The cast is led by the superb John Lloyd Young, who won a Tony Award for his portrayal of Frankie Valli in the Broadway version. After seeing the movie, I know why. I don’t know if I can objectively assess Erich Bergen as Bob Gaudio since I am still infatuated with Andrew Rannells’ portrayal of Bob Gaudio when I saw the musical at the Orpheum Theatre in Minneapolis in 2008. I thought Michael Lomenda gave an unexpectedly strong performance as Nick Massi, the group’s bass and self-proclaimed “Ringo” of the quartet. When he is stopped by local mob boss Gyp DeCarlo (played by Christopher Walken being…Christopher Walken) while trying to leave the group amid money issues and personal tensions, he proclaims, “With all due respect Mr. DeCarlo, I’d like to see you sell 100 million records by the time you’re 30 and see how you handle it.” Neither the movie nor the musical gloss over the price these guys paid for fame. Frankie Valli was an absentee father whose golden voice couldn’t stop the fact that his daughter died of a drug overdose in 1980. And neither version is a show for kids – there is a large amount of foul language throughout the show.

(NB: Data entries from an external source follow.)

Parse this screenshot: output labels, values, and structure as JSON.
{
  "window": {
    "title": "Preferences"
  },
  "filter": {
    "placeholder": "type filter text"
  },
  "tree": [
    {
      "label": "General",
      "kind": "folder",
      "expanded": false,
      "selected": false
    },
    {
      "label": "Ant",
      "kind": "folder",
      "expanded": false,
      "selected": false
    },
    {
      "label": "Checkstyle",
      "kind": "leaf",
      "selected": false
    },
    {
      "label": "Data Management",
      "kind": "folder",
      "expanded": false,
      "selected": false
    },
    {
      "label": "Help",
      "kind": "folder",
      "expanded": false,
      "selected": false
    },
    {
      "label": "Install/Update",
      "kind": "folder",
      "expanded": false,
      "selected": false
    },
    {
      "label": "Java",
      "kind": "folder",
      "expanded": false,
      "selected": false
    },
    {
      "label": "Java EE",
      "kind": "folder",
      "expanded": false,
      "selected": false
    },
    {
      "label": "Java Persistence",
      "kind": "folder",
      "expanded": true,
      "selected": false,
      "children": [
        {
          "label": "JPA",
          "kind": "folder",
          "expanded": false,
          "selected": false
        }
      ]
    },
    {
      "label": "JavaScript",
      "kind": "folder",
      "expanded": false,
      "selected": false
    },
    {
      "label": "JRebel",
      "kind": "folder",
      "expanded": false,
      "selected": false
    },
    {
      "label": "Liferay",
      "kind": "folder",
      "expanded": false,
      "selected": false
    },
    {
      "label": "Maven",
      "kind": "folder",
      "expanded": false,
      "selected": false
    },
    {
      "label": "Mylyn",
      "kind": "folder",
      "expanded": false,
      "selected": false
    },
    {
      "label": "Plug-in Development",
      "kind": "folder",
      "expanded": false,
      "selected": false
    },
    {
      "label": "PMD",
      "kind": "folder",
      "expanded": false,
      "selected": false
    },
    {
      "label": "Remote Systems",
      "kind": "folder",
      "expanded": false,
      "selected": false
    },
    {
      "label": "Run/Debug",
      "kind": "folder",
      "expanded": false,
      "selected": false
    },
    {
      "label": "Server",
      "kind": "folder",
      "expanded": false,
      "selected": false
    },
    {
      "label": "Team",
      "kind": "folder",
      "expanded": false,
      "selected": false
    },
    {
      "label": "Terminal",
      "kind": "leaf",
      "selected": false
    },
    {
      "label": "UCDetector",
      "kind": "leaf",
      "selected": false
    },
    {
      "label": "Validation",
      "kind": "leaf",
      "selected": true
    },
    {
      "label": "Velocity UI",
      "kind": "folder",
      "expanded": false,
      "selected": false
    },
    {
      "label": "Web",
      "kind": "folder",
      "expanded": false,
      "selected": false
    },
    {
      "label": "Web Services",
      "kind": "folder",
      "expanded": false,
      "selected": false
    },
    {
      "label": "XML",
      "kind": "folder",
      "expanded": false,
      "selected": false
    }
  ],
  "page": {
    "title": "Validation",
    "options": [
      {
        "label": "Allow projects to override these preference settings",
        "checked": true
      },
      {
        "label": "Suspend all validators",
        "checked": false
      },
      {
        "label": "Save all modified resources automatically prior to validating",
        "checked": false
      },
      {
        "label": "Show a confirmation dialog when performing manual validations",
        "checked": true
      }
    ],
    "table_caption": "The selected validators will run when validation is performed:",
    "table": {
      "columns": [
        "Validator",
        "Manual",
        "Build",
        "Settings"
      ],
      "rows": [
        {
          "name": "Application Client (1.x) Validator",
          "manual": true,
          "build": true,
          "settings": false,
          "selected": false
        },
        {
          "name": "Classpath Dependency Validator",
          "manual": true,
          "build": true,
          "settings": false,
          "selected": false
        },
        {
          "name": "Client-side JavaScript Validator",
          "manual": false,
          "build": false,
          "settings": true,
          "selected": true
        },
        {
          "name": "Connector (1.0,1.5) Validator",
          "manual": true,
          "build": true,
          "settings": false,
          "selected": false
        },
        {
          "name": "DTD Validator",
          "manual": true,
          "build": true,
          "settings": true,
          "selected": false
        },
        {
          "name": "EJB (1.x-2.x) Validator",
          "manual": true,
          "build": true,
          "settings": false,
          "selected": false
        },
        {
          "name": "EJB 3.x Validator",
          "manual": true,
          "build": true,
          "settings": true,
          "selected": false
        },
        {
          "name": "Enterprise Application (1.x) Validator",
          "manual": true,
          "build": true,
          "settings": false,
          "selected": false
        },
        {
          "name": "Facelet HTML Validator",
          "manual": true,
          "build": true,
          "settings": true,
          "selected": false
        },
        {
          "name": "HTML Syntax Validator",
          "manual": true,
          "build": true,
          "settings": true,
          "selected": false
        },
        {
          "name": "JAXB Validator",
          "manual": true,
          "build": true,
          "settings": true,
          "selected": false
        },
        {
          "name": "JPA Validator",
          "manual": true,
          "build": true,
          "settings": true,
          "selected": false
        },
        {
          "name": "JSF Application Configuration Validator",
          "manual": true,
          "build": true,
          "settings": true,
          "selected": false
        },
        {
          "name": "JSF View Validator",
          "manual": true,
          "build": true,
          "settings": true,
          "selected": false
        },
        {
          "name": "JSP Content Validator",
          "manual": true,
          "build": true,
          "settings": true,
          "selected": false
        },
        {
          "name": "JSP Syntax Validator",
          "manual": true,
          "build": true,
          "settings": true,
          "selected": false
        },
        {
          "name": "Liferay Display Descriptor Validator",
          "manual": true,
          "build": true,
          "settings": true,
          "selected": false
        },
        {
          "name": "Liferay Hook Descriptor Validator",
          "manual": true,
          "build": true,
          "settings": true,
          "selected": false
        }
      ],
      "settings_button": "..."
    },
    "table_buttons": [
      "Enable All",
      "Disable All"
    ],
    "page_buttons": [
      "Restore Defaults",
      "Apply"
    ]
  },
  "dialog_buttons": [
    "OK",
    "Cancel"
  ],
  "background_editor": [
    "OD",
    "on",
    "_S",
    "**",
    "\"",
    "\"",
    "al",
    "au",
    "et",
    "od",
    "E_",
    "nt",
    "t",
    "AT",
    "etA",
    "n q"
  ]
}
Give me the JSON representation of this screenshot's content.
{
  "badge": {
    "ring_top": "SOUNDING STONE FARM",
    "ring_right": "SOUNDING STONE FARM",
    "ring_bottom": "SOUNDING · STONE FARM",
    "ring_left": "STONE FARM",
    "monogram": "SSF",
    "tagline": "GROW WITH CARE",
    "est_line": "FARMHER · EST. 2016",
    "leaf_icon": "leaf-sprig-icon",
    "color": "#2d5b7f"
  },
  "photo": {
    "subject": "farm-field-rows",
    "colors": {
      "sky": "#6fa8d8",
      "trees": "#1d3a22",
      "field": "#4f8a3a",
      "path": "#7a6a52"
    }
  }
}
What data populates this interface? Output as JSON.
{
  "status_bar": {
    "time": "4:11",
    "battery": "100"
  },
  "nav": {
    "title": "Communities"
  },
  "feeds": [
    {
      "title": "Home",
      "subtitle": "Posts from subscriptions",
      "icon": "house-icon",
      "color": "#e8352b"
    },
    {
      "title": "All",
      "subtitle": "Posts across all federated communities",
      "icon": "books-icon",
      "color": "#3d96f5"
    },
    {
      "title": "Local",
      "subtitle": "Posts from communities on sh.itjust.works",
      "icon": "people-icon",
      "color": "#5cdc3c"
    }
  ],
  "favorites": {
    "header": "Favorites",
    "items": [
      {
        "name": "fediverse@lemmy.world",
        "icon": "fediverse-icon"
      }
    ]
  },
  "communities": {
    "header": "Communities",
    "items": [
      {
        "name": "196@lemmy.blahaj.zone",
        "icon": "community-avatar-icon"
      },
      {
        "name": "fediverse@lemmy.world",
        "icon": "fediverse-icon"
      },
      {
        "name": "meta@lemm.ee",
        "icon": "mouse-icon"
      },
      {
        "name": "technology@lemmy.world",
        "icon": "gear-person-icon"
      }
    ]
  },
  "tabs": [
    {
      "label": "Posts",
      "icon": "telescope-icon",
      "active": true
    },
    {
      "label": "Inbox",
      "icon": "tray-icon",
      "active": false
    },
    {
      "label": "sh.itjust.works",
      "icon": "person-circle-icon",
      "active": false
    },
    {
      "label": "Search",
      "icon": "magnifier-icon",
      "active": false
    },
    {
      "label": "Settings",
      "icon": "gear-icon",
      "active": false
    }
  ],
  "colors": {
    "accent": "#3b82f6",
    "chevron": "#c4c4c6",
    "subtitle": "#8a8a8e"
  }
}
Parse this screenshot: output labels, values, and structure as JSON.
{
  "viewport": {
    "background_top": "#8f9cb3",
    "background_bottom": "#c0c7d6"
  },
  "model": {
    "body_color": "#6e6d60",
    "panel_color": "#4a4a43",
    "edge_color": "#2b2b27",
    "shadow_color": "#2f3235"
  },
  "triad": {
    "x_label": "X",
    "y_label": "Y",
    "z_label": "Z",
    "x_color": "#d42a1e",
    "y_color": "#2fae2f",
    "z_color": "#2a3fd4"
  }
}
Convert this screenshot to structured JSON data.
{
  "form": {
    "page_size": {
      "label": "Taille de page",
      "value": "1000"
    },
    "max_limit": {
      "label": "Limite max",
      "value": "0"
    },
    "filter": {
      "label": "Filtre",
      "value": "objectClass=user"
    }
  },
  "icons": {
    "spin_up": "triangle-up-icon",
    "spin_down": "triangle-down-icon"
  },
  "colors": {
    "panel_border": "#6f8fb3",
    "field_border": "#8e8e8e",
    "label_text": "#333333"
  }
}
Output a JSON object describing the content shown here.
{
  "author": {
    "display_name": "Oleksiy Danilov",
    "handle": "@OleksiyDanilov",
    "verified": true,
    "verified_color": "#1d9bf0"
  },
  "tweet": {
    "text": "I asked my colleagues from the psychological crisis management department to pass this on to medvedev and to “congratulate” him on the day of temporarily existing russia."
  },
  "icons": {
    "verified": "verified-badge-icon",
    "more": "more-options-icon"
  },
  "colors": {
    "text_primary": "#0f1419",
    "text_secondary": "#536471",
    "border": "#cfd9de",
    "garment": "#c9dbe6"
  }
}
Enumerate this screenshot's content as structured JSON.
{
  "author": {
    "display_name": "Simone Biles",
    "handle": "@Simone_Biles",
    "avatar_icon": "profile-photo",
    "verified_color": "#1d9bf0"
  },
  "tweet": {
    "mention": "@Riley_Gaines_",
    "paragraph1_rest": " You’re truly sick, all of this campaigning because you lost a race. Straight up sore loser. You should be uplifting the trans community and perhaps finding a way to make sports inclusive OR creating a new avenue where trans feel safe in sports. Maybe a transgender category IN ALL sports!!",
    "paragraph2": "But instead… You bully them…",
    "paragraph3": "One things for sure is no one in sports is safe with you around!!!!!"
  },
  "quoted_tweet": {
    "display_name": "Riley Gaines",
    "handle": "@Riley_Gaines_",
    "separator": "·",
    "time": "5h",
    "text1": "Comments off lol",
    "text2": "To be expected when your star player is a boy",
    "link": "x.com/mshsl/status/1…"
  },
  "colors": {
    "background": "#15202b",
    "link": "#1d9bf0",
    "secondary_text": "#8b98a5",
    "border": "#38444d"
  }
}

Both the movie and the musical end on a high note with a montage of the group’s famous songs. Although Frankie Valli is now in his 80’s, he was at the State Theatre in Minneapolis as recently as 2012. (At the end of the movie in his turn to address the audience, he says “I’m like the Energizer bunny, I just keep going and going and going…”) One thing to note about this show is that while Broadway musicals generally aren’t known for being a “guy thing,” this is a notable exception. Both my dad and uncle have seen the stage version and still talk about how enjoyable it was. There are several live versions on the road now (including one coming to the Orpheum Theatre in Minneapolis in April 2015) to compliment the movie, allowing anyone to enjoy this nostalgic, tune-filled story.
What do you think of Jersey Boys? Have you seen both the film and/or the Broadway play?